Jesse Livermore, the most famous speculator in Wall Street history, had one rule that explained his entire fortune: "Never fight the tape." The tape was the ticker — the direction the market was already moving. He did not care about predicting where price would go. He cared about knowing what direction price was already travelling and riding it. That was his entire edge.
A trend is a sustained directional bias in price — a series of higher highs and higher lows (uptrend) or lower highs and lower lows (downtrend). Trending markets provide the most reliable and highest-probability trading setups available.
The structure of a trend
Uptrend — the staircase up:
Price makes a new high (Higher High = HH), pulls back to a higher point than the previous pullback (Higher Low = HL), then makes a new HH again. The HL series is your confirmation that buyers are in control — each pullback finds support at a higher level.
Downtrend — the staircase down:
Price makes a new low (Lower Low = LL), bounces to a lower level than the previous bounce (Lower High = LH), then breaks to a new LL. LH series confirms sellers are in control.
Sideways / Ranging:
Price oscillates between clear support and resistance without consistent new highs or lows. Different trading rules apply.
Trend entry logic
The lowest-risk entry in a trend is not at the high or low — it is on the pullback.
- Uptrend: wait for price to pull back toward a Higher Low, show bullish reversal signals, then buy.

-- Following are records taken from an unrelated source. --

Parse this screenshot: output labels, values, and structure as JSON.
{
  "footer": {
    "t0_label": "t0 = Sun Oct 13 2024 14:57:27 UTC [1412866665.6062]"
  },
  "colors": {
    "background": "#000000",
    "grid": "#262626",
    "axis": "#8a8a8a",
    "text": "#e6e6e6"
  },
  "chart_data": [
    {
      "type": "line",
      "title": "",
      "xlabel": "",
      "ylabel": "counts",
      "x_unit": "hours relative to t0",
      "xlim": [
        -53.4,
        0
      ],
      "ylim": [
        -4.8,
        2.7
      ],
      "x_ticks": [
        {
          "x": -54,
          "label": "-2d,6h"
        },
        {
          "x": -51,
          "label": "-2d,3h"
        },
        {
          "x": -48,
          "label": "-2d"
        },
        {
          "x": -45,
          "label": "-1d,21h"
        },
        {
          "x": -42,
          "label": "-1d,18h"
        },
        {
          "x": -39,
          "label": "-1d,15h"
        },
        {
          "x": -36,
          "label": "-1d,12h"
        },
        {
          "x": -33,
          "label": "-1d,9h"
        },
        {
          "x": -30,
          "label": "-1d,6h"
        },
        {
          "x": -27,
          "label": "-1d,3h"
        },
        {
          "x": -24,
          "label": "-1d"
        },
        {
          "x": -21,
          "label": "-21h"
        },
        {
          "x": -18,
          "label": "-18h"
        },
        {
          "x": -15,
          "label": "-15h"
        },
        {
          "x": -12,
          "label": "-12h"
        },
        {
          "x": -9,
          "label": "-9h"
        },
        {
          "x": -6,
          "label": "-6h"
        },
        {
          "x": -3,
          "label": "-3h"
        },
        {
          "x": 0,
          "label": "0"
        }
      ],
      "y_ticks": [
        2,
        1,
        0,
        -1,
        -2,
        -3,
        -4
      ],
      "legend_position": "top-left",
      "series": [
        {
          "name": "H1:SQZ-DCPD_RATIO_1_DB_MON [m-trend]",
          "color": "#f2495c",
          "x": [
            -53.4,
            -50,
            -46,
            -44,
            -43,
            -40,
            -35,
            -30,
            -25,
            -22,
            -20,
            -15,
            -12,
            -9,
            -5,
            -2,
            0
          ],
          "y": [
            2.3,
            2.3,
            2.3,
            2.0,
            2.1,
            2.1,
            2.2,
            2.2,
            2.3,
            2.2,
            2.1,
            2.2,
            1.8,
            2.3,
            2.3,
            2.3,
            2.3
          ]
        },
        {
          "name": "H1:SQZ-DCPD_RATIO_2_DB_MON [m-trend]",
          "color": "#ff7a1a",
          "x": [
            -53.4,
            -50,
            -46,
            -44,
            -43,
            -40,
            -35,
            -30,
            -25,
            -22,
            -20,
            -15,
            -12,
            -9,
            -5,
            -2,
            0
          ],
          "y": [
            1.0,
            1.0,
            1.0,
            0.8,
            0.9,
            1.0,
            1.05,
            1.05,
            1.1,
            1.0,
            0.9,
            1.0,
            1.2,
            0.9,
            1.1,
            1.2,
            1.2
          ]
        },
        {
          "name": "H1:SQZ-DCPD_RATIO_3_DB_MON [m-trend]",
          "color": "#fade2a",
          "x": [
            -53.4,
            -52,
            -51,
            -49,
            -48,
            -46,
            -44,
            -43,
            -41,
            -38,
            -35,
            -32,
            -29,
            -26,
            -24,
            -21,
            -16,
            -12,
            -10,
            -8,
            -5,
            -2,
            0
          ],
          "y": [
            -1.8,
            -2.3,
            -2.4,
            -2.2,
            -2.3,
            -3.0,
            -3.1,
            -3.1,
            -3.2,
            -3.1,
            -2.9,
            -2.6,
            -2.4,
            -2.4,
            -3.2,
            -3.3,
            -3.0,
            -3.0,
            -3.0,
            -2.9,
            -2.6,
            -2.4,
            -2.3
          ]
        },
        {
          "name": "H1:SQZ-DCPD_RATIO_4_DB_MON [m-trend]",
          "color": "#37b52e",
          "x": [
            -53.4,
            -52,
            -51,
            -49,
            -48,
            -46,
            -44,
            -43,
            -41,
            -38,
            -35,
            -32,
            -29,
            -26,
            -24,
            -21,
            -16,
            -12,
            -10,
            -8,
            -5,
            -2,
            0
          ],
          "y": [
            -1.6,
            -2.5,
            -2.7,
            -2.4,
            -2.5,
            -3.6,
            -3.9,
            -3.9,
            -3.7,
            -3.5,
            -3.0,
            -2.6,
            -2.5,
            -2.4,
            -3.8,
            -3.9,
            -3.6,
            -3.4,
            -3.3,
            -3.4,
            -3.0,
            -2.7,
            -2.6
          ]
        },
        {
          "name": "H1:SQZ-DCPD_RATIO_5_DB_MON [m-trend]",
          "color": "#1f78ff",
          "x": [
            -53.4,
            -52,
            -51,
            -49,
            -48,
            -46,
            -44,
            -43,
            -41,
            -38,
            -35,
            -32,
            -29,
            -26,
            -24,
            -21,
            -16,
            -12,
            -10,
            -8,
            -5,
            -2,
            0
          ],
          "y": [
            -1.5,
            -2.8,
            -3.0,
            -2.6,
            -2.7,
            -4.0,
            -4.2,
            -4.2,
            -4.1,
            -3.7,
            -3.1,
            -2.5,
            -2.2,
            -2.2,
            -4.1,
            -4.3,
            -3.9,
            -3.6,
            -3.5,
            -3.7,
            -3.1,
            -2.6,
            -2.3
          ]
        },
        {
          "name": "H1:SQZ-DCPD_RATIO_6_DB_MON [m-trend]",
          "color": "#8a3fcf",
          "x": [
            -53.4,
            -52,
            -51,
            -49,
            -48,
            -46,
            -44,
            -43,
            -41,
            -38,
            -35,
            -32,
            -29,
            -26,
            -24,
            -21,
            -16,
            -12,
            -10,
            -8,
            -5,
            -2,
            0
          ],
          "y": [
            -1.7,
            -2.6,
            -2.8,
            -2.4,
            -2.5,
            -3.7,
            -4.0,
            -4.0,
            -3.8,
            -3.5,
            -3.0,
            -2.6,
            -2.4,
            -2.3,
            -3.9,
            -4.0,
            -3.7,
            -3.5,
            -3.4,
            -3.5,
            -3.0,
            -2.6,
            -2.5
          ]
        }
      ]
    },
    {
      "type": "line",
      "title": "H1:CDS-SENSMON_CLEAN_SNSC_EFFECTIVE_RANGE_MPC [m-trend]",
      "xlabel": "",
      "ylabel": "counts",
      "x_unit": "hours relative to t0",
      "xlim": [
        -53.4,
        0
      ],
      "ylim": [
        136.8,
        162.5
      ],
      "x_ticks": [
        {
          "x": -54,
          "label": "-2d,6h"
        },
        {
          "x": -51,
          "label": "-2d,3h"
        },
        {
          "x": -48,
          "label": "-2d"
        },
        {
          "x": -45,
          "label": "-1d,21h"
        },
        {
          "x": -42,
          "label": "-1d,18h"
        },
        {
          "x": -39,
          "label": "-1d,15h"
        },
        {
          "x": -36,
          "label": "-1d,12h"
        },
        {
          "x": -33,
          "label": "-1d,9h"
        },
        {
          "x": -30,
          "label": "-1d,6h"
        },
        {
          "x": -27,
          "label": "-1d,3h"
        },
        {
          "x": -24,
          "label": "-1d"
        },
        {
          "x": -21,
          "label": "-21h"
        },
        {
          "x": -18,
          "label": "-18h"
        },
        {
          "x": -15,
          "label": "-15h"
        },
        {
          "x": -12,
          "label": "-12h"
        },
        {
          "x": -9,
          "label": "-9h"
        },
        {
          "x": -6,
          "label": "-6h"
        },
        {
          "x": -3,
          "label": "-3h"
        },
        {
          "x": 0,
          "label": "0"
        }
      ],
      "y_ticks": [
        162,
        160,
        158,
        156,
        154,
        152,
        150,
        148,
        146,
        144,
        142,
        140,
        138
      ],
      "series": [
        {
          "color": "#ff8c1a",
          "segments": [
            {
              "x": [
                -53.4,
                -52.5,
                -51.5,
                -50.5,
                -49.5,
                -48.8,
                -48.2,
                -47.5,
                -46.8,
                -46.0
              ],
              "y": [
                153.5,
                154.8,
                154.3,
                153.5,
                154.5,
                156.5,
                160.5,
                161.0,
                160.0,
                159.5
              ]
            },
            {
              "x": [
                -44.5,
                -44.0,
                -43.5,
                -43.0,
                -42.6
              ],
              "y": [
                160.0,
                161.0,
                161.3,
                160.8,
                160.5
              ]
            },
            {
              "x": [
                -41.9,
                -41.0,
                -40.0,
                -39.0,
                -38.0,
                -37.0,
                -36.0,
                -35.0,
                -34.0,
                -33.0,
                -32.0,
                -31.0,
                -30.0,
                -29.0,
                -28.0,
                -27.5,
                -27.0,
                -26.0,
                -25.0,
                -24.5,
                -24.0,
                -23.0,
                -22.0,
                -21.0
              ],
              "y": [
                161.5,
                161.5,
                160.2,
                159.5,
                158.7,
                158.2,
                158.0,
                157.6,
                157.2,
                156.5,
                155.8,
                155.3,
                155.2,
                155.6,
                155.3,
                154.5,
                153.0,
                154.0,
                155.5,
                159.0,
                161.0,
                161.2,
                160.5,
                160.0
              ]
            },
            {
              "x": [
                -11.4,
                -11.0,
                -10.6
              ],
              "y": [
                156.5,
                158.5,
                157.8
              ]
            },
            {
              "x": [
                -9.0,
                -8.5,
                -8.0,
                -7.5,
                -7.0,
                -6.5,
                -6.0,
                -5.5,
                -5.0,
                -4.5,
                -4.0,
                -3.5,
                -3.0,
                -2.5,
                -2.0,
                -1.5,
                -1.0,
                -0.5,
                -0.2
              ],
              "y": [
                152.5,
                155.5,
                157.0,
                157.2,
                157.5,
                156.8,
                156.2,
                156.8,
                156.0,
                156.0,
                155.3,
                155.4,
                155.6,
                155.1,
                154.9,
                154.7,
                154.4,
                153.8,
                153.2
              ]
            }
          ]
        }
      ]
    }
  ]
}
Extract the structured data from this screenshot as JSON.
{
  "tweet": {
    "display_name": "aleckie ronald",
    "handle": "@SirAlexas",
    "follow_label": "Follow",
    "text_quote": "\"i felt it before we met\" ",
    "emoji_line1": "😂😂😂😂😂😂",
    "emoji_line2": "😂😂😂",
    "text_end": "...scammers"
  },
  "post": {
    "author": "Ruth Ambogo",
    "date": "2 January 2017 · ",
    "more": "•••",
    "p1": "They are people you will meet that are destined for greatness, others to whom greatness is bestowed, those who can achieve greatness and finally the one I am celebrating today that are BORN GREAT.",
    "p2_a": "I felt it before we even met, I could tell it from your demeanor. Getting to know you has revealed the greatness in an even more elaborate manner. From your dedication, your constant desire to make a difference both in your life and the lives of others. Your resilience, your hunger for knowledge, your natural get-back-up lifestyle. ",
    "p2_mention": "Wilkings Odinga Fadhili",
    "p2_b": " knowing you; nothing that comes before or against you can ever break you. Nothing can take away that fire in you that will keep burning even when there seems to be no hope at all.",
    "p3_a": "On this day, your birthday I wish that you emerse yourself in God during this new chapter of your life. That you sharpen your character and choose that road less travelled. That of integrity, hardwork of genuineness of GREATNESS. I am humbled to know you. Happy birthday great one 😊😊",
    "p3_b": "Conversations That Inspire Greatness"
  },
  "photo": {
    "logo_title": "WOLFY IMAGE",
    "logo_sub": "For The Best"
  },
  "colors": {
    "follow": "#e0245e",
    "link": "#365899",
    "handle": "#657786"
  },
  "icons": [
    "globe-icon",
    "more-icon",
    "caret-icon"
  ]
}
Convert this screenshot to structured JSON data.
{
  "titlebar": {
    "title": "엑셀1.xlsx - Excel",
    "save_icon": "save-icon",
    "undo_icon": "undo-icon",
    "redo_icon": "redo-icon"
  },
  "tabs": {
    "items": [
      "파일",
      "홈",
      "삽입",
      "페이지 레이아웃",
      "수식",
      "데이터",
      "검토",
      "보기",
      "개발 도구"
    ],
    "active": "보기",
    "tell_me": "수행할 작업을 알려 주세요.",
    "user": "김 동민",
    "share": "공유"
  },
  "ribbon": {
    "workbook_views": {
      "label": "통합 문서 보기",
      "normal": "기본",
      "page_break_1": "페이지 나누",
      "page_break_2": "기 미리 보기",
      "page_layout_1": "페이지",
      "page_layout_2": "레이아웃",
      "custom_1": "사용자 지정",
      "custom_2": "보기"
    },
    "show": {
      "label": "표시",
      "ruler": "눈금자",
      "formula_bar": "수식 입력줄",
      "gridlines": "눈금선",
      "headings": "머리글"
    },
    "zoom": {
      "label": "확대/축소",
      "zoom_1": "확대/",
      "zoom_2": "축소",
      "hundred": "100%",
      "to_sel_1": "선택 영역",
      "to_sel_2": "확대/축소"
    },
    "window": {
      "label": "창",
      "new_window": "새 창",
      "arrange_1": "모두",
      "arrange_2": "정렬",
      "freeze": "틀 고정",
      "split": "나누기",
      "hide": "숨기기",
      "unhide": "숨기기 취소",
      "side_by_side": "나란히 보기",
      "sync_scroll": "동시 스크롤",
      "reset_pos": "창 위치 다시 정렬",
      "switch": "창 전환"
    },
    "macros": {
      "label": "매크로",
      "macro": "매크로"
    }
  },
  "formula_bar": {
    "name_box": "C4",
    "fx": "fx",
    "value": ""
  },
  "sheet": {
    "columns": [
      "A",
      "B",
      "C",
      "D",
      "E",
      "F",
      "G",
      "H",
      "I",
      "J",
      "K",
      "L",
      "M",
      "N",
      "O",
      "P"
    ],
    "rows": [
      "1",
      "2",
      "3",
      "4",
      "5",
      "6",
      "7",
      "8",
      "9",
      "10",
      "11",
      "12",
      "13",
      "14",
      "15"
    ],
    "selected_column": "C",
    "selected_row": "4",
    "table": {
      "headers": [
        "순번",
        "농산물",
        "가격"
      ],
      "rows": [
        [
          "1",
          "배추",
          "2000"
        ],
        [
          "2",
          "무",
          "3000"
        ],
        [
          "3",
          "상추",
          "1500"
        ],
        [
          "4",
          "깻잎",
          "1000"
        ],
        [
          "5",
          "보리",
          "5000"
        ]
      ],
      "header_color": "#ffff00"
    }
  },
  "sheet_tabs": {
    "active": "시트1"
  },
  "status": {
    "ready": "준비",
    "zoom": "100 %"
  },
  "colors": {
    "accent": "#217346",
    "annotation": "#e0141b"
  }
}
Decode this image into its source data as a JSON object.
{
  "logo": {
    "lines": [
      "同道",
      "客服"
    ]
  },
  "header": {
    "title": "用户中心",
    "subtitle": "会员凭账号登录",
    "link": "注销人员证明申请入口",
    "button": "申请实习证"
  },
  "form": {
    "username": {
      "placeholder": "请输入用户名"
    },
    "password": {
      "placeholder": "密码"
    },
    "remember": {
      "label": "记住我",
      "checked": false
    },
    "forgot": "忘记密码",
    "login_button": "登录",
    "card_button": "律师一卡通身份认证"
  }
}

- Downtrend: wait for price to bounce toward a Lower High, show bearish reversal signals, then sell.
Uptrend pullback entry:
EUR/USD uptrend: HH1 at 1.0950, HL1 at 1.0880, HH2 at 1.1020.
Price pulls back toward expected HL2 (~1.0930–1.0950).
Bullish engulfing forms at 1.0940.
Entry: 1.0942 · Stop: 1.0905 (below HL zone) · Target: 1.1020 (previous HH)
Risk: 37 pips · Reward: 78 pips · R:R: 1:2.1
NGX parallel: ZENITH BANK spent Q1 2024 in a clear uptrend — each pullback found buyers at higher levels. Traders who waited for pullbacks to the higher-low zones (not chasing new highs) consistently entered with 1:2+ R:R setups. The same structure repeats across every NGX blue chip in trending conditions.
Trying to find a trend on a single timeframe. A 5-minute chart can look like a strong uptrend while the 4-hour is clearly in a downtrend. Higher timeframe trend direction must be established first — it sets the bias. If the daily trend is down, look for sells on lower timeframes, not buys.
A simple rule to define trend: two Higher Lows in a row = uptrend confirmed. Two Lower Highs in a row = downtrend confirmed. No indicators needed. Just mark HH/HL or LH/LL on your chart and let structure speak for itself.
Trading with the trend means waiting for pullbacks to higher lows (uptrend) or lower highs (downtrend) — entering where the trend's next push is most likely to begin with the best risk-reward available.